Archive for the ‘Design’ Category

Controlling name visibility in C++ using-directive

Monday, February 21st, 2011

Have you ever wanted to control which names become visible when your namespace is the subject of a using-directive (e.g., using namespace std;)? Maybe you have some less-commonly used names in your namespace that you don’t want to bring into the user’s namespace in order to avoid possible conflicts with other libraries?

The other day I ran into a similar problem in ODB, the C++ ORM system I am working on. We are implementing the so-called profile libraries which provide ODB persistence support for containers, smart pointers, and value types that are found in various third-party libraries and frameworks, such as C++ TR1, Boost, and Qt. We’ve decide that the most natural way to organize these profile libraries is for each profile to have a separate namespace inside the odb namespace that will correspond to the library. So the C++ TR1 support will be in odb::tr1, Boost will be in odb::boost, etc.

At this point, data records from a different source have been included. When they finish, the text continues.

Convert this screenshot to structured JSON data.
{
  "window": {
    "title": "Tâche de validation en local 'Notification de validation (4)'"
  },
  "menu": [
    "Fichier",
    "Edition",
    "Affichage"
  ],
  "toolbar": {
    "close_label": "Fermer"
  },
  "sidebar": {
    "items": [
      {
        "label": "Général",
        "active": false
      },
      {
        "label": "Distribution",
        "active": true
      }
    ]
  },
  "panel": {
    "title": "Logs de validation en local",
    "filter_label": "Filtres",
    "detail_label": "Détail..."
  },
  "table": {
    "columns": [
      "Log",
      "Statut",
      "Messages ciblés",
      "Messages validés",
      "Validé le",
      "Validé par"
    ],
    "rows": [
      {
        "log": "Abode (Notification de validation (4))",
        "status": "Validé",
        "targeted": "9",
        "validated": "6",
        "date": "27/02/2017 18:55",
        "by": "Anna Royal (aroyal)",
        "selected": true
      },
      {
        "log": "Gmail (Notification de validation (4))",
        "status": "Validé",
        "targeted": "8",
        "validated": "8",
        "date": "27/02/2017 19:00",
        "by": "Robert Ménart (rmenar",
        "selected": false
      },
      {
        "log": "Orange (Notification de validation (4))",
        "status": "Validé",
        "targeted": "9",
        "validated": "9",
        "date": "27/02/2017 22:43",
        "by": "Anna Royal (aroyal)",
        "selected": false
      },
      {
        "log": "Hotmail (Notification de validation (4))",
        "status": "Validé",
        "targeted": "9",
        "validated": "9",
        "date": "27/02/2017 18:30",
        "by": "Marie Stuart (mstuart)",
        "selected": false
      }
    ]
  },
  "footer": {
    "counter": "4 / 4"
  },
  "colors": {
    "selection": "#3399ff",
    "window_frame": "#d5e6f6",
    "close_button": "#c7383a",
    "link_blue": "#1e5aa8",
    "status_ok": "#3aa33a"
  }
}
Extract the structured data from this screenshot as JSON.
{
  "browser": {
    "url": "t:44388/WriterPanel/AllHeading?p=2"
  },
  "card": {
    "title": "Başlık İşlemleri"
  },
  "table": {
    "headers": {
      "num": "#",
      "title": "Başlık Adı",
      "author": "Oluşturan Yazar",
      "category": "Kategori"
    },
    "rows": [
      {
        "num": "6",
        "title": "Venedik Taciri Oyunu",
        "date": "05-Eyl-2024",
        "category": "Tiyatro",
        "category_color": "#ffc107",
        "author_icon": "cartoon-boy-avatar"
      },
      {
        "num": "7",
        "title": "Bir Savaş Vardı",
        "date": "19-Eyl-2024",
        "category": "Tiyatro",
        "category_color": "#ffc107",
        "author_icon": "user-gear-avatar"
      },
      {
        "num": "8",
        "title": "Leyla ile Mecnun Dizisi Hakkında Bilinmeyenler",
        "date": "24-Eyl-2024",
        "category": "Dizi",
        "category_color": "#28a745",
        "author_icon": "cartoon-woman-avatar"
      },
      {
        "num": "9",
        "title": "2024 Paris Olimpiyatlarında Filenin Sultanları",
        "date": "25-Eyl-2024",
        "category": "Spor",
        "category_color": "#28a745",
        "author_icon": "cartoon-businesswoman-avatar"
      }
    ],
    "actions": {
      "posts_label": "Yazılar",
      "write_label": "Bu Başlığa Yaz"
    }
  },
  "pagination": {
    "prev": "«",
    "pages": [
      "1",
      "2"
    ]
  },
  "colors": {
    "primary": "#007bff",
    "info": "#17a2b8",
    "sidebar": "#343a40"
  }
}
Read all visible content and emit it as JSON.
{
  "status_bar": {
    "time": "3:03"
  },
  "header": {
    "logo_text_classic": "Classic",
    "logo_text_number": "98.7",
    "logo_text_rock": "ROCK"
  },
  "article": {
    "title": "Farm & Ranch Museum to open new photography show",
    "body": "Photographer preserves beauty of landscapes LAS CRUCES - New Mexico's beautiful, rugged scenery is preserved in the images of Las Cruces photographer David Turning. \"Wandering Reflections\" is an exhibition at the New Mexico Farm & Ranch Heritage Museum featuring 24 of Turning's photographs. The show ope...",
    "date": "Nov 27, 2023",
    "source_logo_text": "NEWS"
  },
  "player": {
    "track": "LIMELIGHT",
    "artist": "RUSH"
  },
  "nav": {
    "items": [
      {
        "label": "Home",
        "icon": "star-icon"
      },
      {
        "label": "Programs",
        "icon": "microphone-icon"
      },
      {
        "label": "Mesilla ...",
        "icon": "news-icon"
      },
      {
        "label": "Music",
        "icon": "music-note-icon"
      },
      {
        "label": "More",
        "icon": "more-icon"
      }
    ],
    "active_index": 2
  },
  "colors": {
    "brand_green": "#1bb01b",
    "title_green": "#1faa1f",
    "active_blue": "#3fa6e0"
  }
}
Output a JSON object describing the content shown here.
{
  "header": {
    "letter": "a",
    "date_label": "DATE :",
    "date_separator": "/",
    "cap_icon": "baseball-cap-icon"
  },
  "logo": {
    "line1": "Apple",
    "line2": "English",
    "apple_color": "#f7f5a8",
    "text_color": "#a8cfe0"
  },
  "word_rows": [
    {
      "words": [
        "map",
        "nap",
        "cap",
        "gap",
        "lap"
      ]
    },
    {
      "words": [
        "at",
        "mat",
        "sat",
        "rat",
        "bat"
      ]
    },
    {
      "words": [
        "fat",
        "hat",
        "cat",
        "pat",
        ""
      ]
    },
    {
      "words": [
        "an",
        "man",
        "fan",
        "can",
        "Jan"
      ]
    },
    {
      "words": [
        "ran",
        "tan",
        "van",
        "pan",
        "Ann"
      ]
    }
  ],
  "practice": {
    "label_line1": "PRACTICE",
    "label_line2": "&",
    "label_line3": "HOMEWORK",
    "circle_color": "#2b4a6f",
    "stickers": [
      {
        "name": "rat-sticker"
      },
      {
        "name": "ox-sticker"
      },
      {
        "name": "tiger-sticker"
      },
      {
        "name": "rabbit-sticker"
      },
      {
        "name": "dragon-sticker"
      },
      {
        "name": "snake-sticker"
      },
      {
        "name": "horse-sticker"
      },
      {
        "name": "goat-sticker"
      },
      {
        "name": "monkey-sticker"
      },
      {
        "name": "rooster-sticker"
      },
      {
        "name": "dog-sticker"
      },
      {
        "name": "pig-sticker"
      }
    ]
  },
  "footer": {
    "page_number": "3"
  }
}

The advantage of this schema is that the user code looks nice and logical, for example:

typedef boost::shared_ptr<employer> employer_ptr;
typedef odb::boost::shared_ptr<employee> employee_ptr;

But, as it turns out, there is a big problem with such parallel namespace hierarchies. Consider this innocent-looking code fragment:

using namespace odb;
 
typedef boost::shared_ptr<employer> employer_ptr;

The reference to the boost namespace in the second line is now ambiguous because the using-directive in the previous line brought in the boost namespace from odb.

Asking users not to use using-directives with the odb namespace is not an option since its use to bring in all the DB-related names, such as database, transaction, etc., is quite handy. In fact, we use it ourselves in all ODB examples and tests.

The next thing we looked at while searching for a solution is changing the namespace hierarchy somehow. For example, we could rename the Boost namespace inside odb (e.g., to odb::boost_profile) to avoid the ambiguity. Or, we could hide the Boost namespace with an intermediate namespace (e.g., odb::profile::boost). This way the using-directive would only bring in the intermediate namespace saving us from the ambiguity. The major problem with these solutions is inelegance; with them the user code will no longer be as succinct.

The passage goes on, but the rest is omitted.